Why? Why would one of the finest modern psychedelic pop bands, one that had been offering a healthy alternative to the mainstream, run-of-the-mill dross that has become pop culture’s stock-in-trade of late, invite the enemy inside the gates of the Technicolor palace?
Were the Lips selling out? Were they simply grabbing the coattails of a controversial pop star of the moment, hoping to grab of few of Cyrus’ 15 minutes of fame for themselves? Reasonable questions all, and many people were asking them.
However, I find myself in the unexpected position of scribbling a defense of the Cyrus/Flaming Lips mutual admiration society.
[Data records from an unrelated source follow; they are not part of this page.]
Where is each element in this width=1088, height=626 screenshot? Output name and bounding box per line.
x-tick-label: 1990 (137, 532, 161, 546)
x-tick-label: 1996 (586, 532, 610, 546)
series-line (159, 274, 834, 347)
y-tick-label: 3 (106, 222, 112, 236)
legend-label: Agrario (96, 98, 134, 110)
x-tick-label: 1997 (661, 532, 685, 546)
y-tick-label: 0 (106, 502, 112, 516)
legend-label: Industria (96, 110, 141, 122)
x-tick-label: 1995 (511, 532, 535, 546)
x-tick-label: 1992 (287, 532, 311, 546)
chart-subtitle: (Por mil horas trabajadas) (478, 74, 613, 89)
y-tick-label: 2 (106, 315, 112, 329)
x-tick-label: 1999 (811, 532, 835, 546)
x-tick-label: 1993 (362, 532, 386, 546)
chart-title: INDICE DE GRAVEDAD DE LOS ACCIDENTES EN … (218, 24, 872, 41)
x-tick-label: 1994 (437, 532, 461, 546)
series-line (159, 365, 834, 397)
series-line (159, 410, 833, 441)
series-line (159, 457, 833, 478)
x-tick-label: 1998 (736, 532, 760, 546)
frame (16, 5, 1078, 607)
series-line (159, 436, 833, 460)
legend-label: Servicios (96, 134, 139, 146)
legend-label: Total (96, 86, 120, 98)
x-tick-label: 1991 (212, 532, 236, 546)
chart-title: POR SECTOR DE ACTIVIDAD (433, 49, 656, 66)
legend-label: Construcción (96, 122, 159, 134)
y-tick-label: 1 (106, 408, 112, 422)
It feels very strange.
Part of the reason for this has to do with the Billboard Music Awards, which aired Sunday evening. This annual joke of a self-congratulatory music industry hoedown has never been something to take particularly seriously. It’s several notches below the Grammys on the credibility scale, and when you consider the fact that the Grammys have bartered away the majority of their own credibility in an embarrassing race to convince the masses that they actually have a finger on the pulse... well, you get the picture.
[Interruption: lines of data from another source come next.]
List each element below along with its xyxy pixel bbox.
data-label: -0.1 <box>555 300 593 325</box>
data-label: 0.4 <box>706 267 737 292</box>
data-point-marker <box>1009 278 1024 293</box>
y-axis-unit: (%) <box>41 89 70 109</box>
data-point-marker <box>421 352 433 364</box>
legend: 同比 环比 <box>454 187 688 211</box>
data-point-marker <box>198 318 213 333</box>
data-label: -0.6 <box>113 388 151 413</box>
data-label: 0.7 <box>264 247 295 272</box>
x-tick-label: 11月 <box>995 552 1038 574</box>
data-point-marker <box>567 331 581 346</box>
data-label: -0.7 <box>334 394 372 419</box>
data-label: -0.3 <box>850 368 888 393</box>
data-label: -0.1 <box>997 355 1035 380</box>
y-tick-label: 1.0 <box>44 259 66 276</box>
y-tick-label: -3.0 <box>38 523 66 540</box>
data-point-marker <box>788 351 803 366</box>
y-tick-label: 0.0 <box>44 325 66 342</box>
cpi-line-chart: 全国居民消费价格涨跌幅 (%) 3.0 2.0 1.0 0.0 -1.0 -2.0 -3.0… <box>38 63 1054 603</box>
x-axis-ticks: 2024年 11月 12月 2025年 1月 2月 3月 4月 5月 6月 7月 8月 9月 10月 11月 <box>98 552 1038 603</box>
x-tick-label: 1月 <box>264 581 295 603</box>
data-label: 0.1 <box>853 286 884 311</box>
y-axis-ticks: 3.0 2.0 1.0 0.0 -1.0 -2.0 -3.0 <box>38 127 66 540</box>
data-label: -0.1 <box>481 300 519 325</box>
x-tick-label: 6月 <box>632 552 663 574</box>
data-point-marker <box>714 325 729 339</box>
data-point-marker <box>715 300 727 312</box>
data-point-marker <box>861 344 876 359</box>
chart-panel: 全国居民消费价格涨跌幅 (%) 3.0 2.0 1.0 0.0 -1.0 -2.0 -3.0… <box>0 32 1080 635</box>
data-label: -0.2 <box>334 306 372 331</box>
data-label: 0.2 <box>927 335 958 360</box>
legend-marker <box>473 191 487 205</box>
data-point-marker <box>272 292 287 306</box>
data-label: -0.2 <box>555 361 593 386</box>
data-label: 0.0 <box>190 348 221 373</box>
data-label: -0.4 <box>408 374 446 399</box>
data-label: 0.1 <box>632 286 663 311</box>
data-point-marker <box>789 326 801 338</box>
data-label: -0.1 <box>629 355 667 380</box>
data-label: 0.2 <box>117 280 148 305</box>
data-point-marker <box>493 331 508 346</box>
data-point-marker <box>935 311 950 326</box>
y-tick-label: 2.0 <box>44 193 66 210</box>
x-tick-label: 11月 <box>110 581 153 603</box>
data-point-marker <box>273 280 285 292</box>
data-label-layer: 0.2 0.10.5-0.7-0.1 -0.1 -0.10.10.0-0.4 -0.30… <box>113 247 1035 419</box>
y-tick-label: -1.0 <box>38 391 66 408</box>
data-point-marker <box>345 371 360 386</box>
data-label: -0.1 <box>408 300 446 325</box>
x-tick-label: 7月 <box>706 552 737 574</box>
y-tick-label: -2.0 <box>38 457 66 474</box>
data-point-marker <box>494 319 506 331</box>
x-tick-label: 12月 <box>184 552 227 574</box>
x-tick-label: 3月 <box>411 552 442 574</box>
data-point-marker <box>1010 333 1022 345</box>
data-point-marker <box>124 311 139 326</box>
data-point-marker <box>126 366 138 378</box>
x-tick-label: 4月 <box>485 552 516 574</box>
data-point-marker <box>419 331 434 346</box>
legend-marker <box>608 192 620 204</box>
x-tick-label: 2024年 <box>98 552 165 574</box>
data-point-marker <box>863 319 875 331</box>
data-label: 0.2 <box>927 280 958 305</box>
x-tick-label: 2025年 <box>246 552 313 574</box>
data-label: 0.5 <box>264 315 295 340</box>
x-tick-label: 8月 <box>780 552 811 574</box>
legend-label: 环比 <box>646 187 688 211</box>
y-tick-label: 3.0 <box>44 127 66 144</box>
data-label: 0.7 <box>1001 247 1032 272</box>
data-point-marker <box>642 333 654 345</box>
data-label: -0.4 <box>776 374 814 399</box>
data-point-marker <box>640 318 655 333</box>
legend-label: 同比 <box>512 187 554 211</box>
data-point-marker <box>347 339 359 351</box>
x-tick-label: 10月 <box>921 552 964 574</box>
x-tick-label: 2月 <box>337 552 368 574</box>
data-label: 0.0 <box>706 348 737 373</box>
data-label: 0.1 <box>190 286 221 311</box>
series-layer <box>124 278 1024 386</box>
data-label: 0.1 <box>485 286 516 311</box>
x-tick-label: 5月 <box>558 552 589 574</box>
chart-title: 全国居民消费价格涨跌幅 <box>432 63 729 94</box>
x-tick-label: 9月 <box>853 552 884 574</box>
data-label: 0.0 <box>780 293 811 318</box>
During the show, a satellite broadcast had the Lips and Cyrus on stage in Manchester, England. Cyrus flanked Lips frontman Wayne Coyne, and both were dressed in what appeared to be large Afghan coats made out of glittery tinsel. The group dove into a take on the Beatles’ “Lucy in the Sky with Diamonds,” as I sat back in my angry chair, prepared to curse this unholy union.
And then something completely unexpected happened. I found myself digging it. Cyrus sounded quite good. The arrangement of the Beatles’ gem was brave, luxuriating as it did in a beautifully gauzy psychedelia. This was not irony, not tongue-in-cheek, not some sort of post-modern deconstruction of the Fabs. It was just highly creative jubilation.
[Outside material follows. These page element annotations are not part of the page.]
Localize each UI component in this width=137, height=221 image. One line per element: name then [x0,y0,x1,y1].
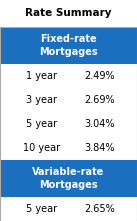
Text: Variable-rate
Mortgages: Variable-rate Mortgages [32,167,105,190]
Bar [0,112,137,136]
Bar [0,88,137,112]
Text: 2.49%: 2.49% [85,71,115,81]
Text: 10 year: 10 year [23,143,60,153]
Text: 3 year: 3 year [26,95,57,105]
Bar [0,197,137,221]
Text: Rate Summary: Rate Summary [25,8,112,19]
Text: 3.84%: 3.84% [85,143,115,153]
Bar [0,64,137,88]
Text: 2.65%: 2.65% [85,204,115,214]
Text: 3.04%: 3.04% [85,119,115,129]
Text: Fixed-rate
Mortgages: Fixed-rate Mortgages [39,34,98,57]
Text: 2.69%: 2.69% [85,95,115,105]
Bar [0,136,137,160]
Text: 1 year: 1 year [26,71,57,81]
Bar [0,27,137,64]
Text: 5 year: 5 year [25,204,57,214]
Bar [0,160,137,197]
Text: 5 year: 5 year [25,119,57,129]
Bar [0,27,137,221]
I went back and read all of the available media literature on Cyrus’ Flaming Lips obsession with fresh eyes. And what I found was a young woman looking to expand her musical horizons far beyond the throwaway pop music she had previously traded in. Somehow, Cyrus had heard the Lips, and fallen deeply in love with their music. Interestingly, the Lips’ music reached Cyrus at a significant junction point in her life.
According to Coyne, the pairing is not as odd as it might first have appeared.
“Our shows are very childlike, like kids on acid, and hers are too,” he told Rolling Stone. “We’re so much alike in believing art is supposed to be fun. She’s just a freak. I love her to death.”
Now, the Lips have crafted their own version of the entire Beatles’ classic “Sgt. Pepper’s Lonely Hearts Club Band,” due in October. And guess who is featured prominently on the record? Yup. The girl who, a mere few months ago, was more famous for twerking than for anything else.
What I read in this story is the belief that young people who might be on a well-kept highway to a cultural nowhere can be deeply touched, affected and perhaps even transformed by music that puts art ahead of commerce. If Cyrus can leave the dark with an eye on the brighter side of the rainbow, who’s to say a Justin Beiber can’t?
Perhaps that seems like a bit of a stretch. But there is something genuinely touching at the heart of this unexpected generation-jumping union. It’s a case of good art and the open-minded artists who make that art choosing to act upon the often overlooked imperative to provide mentorship and guidance to younger generations. It’s fitting the music of the Beatles provided the common ground for this union. That music has been providing a shared meeting ground for artists of various ages – and for parents and their children, too – for decades. Now, it seems to have worked its magic once again.
Singing with the Flaming Lips hasn’t somehow transformed Miley Cyrus from a pop tart into Joni Mitchell overnight, mind you. But she’s on a new road, now. And it’s a road with possibility around every curve.